J’ai proposé que trois intentions de prière soient portées à chacune de ces marches : la consolation de ceux qui souffrent, les catéchumènes et les vocations sacerdotales.

Quelle place peut occuper la prière dans une vie d’évêque ?

J’ai choisi de garder une heure chaque matinpour prier l’office puis passer un long temps devant le tabernacle. Dans le silence de l’aube, j’invoque l’Esprit-Saint en disant le Veni Sancte Spiritus puis je prends un temps d’oraison appuyé sur l’écoute de la Parole de Dieu. Cet enracinement est indispensable pour ma mission. Je garde un moment pour intercéder, pour prier pour mon diocèse. Je confie les petits, les pauvres, les malades à la miséricorde de Dieu.
Mais j’essaie de prier aussi, même brièvement, de façon très régulière tandis que se déroule la journée : avant un rendez-vous important ou plutôt au début de celui-ci, j’invoque encore l’Esprit Saint. Avant de présider la célébration d’une messe, j’appelle à l’aide mes amis du ciel, les saints que je préfère : Charles Borromée, François de Sales et Vincent de Paul, Thérèse de Lisieux et ses parents, Jean-Paul II et les saints de mon diocèse.
Je demande souvent pour moi et pour tous la grâce d’éprouver dans notre cœur les mystères de la vie du Christ. Je repense à la parole rituelle que prononce l’évêque au diacre qu’il ordonne : « Sois attentif à croire à la Parole que tu liras, à enseigner ce que tu as cru, à vivre ce que tu auras enseigné ».
La Vierge Marie est là, toujours. Elle a mis au monde le Christ, elle nous met aussi au monde, nous aide à entrer dans le monde de Dieu.
La célébration des sacrements me permet enfin de goûter la présence de Dieu en le laissant agir. J’y ai été particulièrement sensible cette année en célébrant toutes les confirmations. Enfin, je rends grâce à Dieu pour ce beau geste par lequel je signe de la croix les fidèles lors des processions d’entrée et de sortie de nos célébrations. J’y contemple la bonté du Seigneur qui descend sur nous tous.

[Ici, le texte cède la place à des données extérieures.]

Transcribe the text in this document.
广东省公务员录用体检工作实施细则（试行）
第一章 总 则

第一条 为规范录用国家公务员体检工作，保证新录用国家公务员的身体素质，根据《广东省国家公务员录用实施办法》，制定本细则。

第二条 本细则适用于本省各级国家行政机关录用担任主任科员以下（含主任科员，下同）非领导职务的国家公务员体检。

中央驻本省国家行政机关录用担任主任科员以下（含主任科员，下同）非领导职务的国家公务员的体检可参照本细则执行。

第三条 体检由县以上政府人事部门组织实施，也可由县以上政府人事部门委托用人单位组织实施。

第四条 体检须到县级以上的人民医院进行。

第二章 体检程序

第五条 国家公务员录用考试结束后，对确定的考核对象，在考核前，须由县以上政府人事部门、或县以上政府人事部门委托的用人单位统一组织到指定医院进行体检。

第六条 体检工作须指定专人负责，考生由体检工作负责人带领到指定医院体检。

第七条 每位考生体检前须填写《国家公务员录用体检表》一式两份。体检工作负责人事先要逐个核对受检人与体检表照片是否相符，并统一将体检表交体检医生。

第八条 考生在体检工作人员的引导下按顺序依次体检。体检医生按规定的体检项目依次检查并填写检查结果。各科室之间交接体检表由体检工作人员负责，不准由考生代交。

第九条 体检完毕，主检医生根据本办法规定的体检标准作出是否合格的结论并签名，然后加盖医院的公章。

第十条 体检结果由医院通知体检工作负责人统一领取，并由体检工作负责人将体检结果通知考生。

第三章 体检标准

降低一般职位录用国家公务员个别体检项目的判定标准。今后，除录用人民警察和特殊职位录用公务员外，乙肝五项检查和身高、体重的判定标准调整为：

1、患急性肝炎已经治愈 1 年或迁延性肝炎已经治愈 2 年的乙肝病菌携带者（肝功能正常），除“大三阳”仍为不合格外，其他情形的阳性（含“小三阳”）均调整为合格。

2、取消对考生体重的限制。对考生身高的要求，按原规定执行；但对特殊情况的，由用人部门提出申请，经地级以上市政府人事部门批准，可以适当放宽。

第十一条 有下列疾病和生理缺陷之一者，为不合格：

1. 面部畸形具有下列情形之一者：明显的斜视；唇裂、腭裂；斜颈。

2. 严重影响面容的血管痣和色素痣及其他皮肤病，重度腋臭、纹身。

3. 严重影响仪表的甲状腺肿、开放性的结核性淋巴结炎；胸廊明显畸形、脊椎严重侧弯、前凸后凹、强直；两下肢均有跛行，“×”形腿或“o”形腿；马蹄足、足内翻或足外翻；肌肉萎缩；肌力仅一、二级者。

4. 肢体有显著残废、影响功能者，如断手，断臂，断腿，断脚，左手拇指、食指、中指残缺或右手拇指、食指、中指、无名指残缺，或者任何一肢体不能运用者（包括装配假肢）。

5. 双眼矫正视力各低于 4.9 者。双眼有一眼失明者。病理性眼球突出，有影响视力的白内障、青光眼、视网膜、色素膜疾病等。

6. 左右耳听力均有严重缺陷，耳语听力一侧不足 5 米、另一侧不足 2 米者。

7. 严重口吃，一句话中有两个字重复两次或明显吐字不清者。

Nombre de diocèses sont confrontés aujourd’hui à de grandes difficultés d’organisation, en raison du nombre décroissant de prêtres : comment voyez-vous l’avenir ? Quelles seraient les éventuelles réformes à mener pour affronter ce défi ?

Nous ne pouvons plus prétendre « couvrir » un territoire avec quelques prêtres disséminés ici et là dans une solitude excessive, et pourtant je veux que personne ne se sente exclu de l’attention pastorale des prêtres. Il nous faut donc affronter cette situation de crise avec une sainte inquiétude, en ayant le courage de conjuguer angoisse et espérance, humilité et audace, modestie et enthousiasme, patience et détermination. Ce monde dans lequel nous vivons est celui que Dieu aime et veut sauver, et il faudra toujours des prêtres pour annoncer et célébrer la réalité de ce salut. Si nous restons accrochés à cette Tradition fondamentale et si prêtres et laïcs portent ensemble cette mission selon l’esprit de la synodalité voulue par le Saint-Père, comme des frères et sœurs attachés résolument au Christ et désirant communier à sa mort et à sa résurrection, il y aura des vocations. Si nous enseignons bien ce qu’est le prêtre, pasteur chargé de conduire le troupeau, de prêcher l’Évangile et de célébrer les sacrements, il y aura des prêtres. J’en suis certain. La crise des vocations vient principalement de notre manque de foi.
Plusieurs diocèses ont décidé une refonte profonde de la carte des paroisses qui deviennent des « pôles » pastoraux d’évangélisation confiés à trois ou quatre prêtres vivant ensemble. Pourquoi pas ? Mais je veux d’abord prendre le temps de bien connaître et écouter les prêtres et les laïcs engagés. La principale réforme que je souhaite, c’est que prêtres et laïcs accomplissent vraiment leurs missions propres en se respectant mutuellement, et qu’ainsi nous puissions mieux ajuster le don du ministère sacerdotal en synergie avec la mission des baptisés.
Je voudrais ajouter ici brièvement trois autres points qui me semblent essentiels et primordiaux : la prière pour les vocations sacerdotales, qui doit être constante, confiante, persévérante, presque obstinée ; la formation, qui est l’axe central de ma vision pour le diocèse dans les mois et les années qui viennent ; enfin la mise en place progressive des ministères institués que nous propose le Pape. Il nous faut apprendre à reconnaître des charismes particuliers chez des hommes et des femmes qui pourront être appelées à devenir, au nom de l’Église et en relation avec l’évêque, des « ministres » de la Parole de Dieu (lecteurs), des serviteurs de la préparation aux sacrements et de leur célébration (acolytes) et des transmetteurs de la foi et de la vie chrétiennes (catéchistes). Ces ministères reconnus, sanctifiés par la prière de l’Église au cours d’une célébration liturgique, soutiendront les ministres ordonnés et mettront davantage en œuvre le sacerdoce royal des baptisés.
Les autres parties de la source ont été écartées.